But that is not a chain of custody issue. They all establish that the gun came from the scene of the arrest. It is a question of whether it was Oswald's gun or whether it belonged to someone else at the scene. Then the questions would be: what happened to the gun that Oswald admitted having? Was this a gun that a police officer was carrying? If it was a police officer, why was it drawn pointing away from the officers who were wrestling with Oswald? etc. A jury can easily figure that out.
But Hill vouches for it being the gun that Carroll handed him. That's all you need. There is no period when it was not in Carroll or Hill's possession and control until Carroll initialed it.
But that is not a chain of custody issue. They all establish that the gun came from the scene of the arrest.No. It is a chain of custody issue, because you do not get to assume that the revolver now in evidence is in fact that one that came from the scene of the arrest.
Then the questions would be: what happened to the gun that Oswald admitted having?Well, let's see. If the revolver now in evidence isn't the one they took from Oswald, the most logical answer would have to be that the actual revolver was disappeared.

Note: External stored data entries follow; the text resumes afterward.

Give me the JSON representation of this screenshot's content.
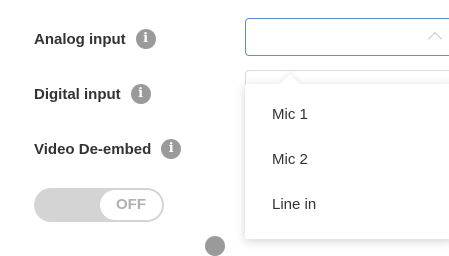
{
  "form": {
    "analog_label": "Analog input",
    "digital_label": "Digital input",
    "video_label": "Video De-embed",
    "info_glyph": "i"
  },
  "toggle": {
    "state_label": "OFF"
  },
  "dropdown": {
    "options": [
      "Mic 1",
      "Mic 2",
      "Line in"
    ]
  },
  "colors": {
    "focus_border": "#5d8fd6",
    "info_icon": "#9a9a9a",
    "toggle_track": "#d4d4d4"
  }
}
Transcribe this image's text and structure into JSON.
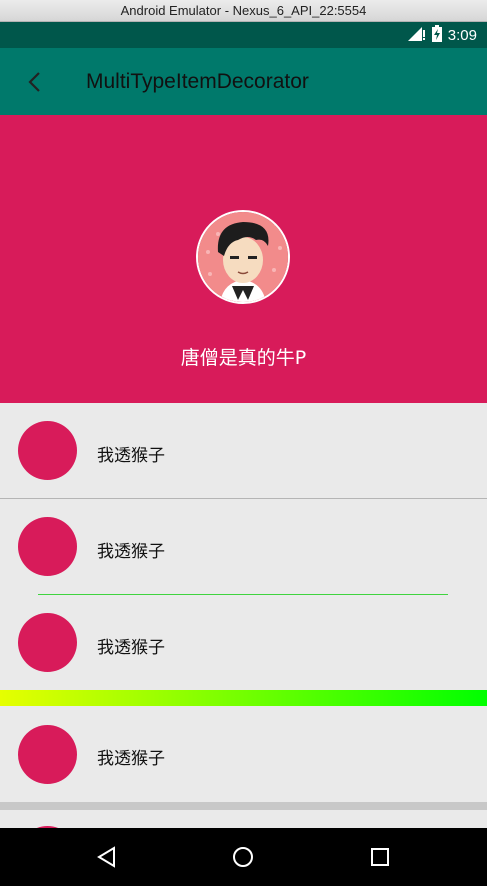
{
  "window": {
    "title": "Android Emulator - Nexus_6_API_22:5554"
  },
  "status_bar": {
    "time": "3:09",
    "icons": [
      "signal-icon",
      "battery-charging-icon"
    ]
  },
  "app_bar": {
    "title": "MultiTypeItemDecorator",
    "back_icon": "back-arrow-icon"
  },
  "header": {
    "name": "唐僧是真的牛P",
    "avatar": "avatar-cartoon-boy"
  },
  "list": {
    "items": [
      {
        "label": "我透猴子"
      },
      {
        "label": "我透猴子"
      },
      {
        "label": "我透猴子"
      },
      {
        "label": "我透猴子"
      }
    ]
  },
  "colors": {
    "accent": "#d81b5a",
    "app_bar": "#00796b",
    "status_bar": "#00574b",
    "gradient_start": "#e6ff00",
    "gradient_end": "#00ff00",
    "green_divider": "#3fd43f"
  },
  "nav": {
    "icons": [
      "back-triangle-icon",
      "home-circle-icon",
      "recents-square-icon"
    ]
  }
}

Was this a gun that a police officer was carrying? If it was a police officer, why was it drawn pointing away from the officers who were wrestling with Oswald? etc. A jury can easily figure that out. You are now arguing that the evidence is somehow credible, not because the evidence itself is conclusive but simply because you say so.
But Hill vouches for it being the gun that Carroll handed him. That's all you need. That's the classic "it's true because the cop said so" argument. When you go with that, you can just as easily do away with the chain of custody requirement all together.
There is no period when it was not in Carroll or Hill's possession and control until Carroll initialed it.Actually, we don't know that. And it seems that Hill gave the revolver to Paul Bentley as well.
The bottom line is that Hill handed in a revolver to the evidence room which was initialed by some officers in the personnel room because Hill told them it was Oswald's revolver. You can argue about it all day long, but there simply is no way to know where that revolver came from, other than believing the word of a cop who himself admits that he doesn't know first hand either.